= Hanging of Patrick O'Connor =

Execution carried out after the first murder trial in Iowa

The hanging of Patrick O'Connor happened on June 20, 1834, in Dubuque, Michigan Territory, to a man convicted in Iowa's first murder trial. He was an immigrant from Ireland to the United States. The hanging occurred after his attempted lynching on May 19, 1834. The case and others like it showed a need for formal laws in the territory.

==Murder of George O'Keaf==
O'Connor was born in Ireland in 1797 and immigrated to Galena, Illinois, in 1826. Two years later, he broke his leg, requiring amputation. This helped make him a quarrelsome trouble maker. He shot a merchant, who survived. Some men considered lynching him, then decided otherwise when he promised them he would leave Galena.

After leaving Galena, O'Connor traveled to Dubuque, Michigan Territory, to work in the lead mines. In 1833, he met fellow Irishman George O'Keaf. They built a cabin two miles south of Dubuque. On May 19, 1834, O'Keaf traveled to Dubuque to gather supplies and returned with one of his friends near 2 pm. After O'Connor refused to unlock the door, O'Keaf broke it down with his shoulder. O'Connor was sitting in a bench on the opposite side and fatally shot him once with a musket. O'Keaf's friend reported this to the nearest cabin. When multiple miners asked O'Connor why he did it, he responded: "That is my business". He ordered them to bury the body. Some considered hanging O'Connor, and others wanted a trial. He was thus taken to Dubuque.

==Trial==
The trial was held on May 20, 1834, making it the first murder trial in Iowa. O'Connor was given the right to select the jury and it took place outside, under an elm tree. The jury, seated on a log, listened to the testimonies of witnesses. After the arguments from the defense and prosecution, the jury found O'Connor was guilty of first degree murder. He was sentenced to be hanged on June 20, 1834.

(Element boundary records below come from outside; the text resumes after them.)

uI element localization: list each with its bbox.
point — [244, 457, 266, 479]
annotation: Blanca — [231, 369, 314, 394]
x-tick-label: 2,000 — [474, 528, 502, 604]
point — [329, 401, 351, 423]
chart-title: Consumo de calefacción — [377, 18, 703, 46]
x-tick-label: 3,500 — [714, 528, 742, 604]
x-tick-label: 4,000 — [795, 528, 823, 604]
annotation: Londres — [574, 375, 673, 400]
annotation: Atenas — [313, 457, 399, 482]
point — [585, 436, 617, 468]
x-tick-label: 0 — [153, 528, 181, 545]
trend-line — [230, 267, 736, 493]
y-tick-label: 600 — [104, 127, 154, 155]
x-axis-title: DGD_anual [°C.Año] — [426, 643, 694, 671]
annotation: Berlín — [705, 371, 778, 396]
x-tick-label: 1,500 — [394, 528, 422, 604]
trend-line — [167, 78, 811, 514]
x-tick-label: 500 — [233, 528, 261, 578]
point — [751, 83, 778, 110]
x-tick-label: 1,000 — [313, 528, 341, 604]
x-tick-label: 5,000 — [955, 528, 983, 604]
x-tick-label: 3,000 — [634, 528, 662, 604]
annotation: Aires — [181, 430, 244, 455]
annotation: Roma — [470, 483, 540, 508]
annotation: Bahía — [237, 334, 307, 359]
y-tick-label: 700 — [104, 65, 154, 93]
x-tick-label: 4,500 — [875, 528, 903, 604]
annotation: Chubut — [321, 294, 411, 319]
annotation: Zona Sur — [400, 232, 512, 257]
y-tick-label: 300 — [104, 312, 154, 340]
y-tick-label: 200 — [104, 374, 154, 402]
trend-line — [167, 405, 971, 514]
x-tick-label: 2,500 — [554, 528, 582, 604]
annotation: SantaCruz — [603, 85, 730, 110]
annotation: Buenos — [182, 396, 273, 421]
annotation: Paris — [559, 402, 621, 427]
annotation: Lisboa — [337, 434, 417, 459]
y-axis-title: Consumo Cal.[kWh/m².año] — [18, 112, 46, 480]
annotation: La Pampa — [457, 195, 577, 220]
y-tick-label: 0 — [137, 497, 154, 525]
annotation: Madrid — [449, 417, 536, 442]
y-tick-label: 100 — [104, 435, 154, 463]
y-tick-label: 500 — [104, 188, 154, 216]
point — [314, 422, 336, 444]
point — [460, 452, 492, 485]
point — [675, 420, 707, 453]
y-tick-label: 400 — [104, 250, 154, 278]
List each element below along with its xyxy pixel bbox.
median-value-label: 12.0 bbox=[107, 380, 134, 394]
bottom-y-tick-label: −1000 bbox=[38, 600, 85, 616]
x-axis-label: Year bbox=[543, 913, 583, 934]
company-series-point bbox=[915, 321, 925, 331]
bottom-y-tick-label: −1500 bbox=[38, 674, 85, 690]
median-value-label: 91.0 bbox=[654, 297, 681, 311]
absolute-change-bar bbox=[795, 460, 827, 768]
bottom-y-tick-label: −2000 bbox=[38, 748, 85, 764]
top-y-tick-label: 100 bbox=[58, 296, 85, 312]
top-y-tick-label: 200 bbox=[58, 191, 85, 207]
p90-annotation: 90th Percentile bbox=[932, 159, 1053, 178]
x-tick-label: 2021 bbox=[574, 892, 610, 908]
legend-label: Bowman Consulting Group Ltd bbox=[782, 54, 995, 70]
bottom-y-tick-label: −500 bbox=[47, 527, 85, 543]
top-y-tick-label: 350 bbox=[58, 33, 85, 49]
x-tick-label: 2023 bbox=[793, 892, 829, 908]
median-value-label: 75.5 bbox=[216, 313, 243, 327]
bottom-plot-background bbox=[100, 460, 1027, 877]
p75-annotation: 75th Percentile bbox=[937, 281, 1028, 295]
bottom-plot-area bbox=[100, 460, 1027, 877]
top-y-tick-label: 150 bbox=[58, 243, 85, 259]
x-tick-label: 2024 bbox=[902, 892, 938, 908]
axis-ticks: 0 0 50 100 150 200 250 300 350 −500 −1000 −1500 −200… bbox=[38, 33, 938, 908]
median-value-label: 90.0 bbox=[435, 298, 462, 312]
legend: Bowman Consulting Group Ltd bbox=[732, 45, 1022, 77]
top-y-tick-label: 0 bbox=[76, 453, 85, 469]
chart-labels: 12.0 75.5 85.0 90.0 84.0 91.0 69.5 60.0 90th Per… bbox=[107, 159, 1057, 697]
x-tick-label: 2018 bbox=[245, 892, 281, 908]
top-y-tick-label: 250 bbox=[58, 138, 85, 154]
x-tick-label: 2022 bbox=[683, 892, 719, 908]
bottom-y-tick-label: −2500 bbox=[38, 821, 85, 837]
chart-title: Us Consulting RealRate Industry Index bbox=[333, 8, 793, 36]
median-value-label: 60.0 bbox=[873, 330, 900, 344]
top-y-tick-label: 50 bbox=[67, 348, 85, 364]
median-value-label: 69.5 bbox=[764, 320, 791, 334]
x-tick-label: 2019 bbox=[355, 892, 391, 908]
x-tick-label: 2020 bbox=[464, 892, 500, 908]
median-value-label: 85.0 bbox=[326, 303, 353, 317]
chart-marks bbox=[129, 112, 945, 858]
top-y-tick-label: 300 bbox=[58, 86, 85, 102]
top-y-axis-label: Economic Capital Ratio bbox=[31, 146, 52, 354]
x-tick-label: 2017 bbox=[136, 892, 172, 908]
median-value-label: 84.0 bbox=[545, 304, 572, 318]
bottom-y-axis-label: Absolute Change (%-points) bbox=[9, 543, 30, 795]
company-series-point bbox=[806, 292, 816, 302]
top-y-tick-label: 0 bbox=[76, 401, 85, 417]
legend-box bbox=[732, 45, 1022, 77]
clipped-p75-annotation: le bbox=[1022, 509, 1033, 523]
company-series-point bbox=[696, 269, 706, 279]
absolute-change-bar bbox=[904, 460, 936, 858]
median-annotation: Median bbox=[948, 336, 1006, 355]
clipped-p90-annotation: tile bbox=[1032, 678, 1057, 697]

During the month after the trial, O'Connor asked for a pardon or commutation of his sentence. The governor of Missouri said he did not have the power to grant a pardon and President Andrew Jackson said that "Congress had not extended the laws of the United States to that part of the country". At 1 pm on June 20, 1834, he was hanged.

==Aftermath==
Because of this incident and others like it, Congress provided laws for the Iowa territory. On June 28, 1834, President Jackson approved an act which extended the "boundaries of Michigan to the Missouri and White Earth rivers and embracing all the territory between the northern boundary of Missouri and the Forty-Ninth Parallel". This ensured the beneficiaries of the Black Hawk Purchase would have the authority and protection of the United States.